Why did Obama's speech so enrage conservative Americans? Why did Warren's speech so inspire liberals? Research by New York University Stern School of Business professor Jonathan Haidt suggests it is because liberals and conservatives have very different notions about one of the key moral foundations of politics: fairness.

For liberals, fairness is about equality. Think Occupy Wall Street's calls for higher taxes on the top 1 percent, and Obama's repeated assertion that the rich need to pay their "fair share" in taxes.

For conservatives, fairness is all about just deserts. People should be rewarded (and punished) in proportion to what they contribute, even if that policy guarantees unequal outcomes.

Haidt, who told me he has voted Democrat in every presidential election in his lifetime, and who contributed to Obama in 2008, believes that the Warren-Obama fairness argument will prove ineffective.

First, it is not intuitive. Most Americans, upon seeing a poor person, do not assume that his liberty has been violated. But, liberals would argue, in order to experience true liberty, everyone must be given access to health care, education and housing, among other things. Although there is some logic to this, Haidt said in a phone interview, "It does not have any appeal to the gut."

The conservative definition of liberty, however, especially the "Don't tread on me" brand adopted by the Tea Party, does appeal directly to our moral intuitions. When Americans see Obama taking their tax money and giving it to bankrupt solar companies like Solyndra, that hits almost everyone's unfairness sweet spot.

The second problem with the Warren-Obama "you didn't build that" argument is that it employs an opposition between entrepreneurs and the rest of society that is foreign to most Americans. Just look at Warren's rhetoric. On one side she has "You built a factory out there ... you moved your goods ... you hired workers ..." On the other side she has "the roads the rest of us paid for ... workers the rest of us paid to educate ... the work the rest of us did."

Such an "us versus them" mentality can be effective in politics (it plays on a different moral foundation Haidt has identified: loyalty), but in this case, it presupposes that voters see American society the same way hard core liberals do. "To the extent that there are people who really do see the rich as a group that is oppressing the rest of us, then the motive is to band together and take them down," Haidt said. "So depending on how you see American society, the Elizabeth Warren argument might resonate. But most people don't see the world that way."
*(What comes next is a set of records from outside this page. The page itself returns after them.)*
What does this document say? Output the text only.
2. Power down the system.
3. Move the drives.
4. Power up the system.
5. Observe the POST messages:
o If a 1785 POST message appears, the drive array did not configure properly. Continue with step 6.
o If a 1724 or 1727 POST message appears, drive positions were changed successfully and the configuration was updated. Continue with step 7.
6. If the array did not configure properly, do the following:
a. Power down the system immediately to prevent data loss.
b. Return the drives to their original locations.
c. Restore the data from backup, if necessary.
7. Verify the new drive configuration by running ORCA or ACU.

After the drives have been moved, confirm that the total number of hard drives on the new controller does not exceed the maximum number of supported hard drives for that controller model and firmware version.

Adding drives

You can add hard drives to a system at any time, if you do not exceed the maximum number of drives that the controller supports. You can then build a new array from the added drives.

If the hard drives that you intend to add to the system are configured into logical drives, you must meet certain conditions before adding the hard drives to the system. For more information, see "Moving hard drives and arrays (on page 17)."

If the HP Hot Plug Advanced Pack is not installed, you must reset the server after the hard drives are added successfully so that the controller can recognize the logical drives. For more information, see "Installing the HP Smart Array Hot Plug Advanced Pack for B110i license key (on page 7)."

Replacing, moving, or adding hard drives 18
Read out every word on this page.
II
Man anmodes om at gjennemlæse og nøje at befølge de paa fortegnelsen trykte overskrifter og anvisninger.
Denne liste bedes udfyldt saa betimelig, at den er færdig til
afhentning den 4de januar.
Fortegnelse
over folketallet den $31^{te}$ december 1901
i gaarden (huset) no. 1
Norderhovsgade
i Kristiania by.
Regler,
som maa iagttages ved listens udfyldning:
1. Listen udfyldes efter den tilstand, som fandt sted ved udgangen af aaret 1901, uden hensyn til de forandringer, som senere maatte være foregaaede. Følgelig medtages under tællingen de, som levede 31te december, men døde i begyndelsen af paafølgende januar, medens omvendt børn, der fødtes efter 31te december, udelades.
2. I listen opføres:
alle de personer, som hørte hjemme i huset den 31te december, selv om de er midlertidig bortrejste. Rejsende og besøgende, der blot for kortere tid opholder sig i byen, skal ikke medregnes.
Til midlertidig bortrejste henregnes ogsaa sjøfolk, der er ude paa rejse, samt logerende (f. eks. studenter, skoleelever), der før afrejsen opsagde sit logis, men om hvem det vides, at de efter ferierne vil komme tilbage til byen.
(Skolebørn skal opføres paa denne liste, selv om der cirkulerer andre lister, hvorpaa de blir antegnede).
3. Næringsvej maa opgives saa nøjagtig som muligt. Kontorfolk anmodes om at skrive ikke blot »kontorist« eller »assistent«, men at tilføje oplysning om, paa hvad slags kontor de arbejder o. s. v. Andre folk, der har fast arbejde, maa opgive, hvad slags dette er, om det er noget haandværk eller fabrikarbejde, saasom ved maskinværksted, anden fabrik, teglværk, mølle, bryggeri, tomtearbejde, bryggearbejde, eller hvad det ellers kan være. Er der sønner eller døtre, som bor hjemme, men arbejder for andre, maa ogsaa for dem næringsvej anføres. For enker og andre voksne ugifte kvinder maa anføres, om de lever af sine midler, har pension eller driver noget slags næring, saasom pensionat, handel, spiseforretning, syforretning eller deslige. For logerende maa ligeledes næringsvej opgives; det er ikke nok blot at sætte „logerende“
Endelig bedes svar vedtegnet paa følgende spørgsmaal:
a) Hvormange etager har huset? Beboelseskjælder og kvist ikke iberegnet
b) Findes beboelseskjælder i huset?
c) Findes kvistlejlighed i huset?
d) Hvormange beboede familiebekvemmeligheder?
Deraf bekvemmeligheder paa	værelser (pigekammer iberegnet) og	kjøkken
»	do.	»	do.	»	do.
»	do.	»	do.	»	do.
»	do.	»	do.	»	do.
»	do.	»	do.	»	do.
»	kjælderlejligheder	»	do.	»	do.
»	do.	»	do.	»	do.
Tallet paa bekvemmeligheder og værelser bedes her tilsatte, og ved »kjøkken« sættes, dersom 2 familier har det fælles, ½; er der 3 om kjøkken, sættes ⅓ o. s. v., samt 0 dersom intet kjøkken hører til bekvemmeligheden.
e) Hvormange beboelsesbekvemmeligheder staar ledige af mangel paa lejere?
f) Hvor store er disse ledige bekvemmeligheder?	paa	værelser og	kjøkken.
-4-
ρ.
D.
Mitt Romney has an easier case to make. Instead of getting into details, all Romney needs to do is praise entrepreneurs and the people that create things. "In America we have a lot less envy than in some European countries with respect to self-made men," Haidt said.

Obama has since chosen Warren to be one of the prime-time speakers on the night of the Democratic National Convention's keynote address. Apparently, he does not share Haidt's assessment on the efficacy of the "you didn't build that" argument. We'll see who is right this November.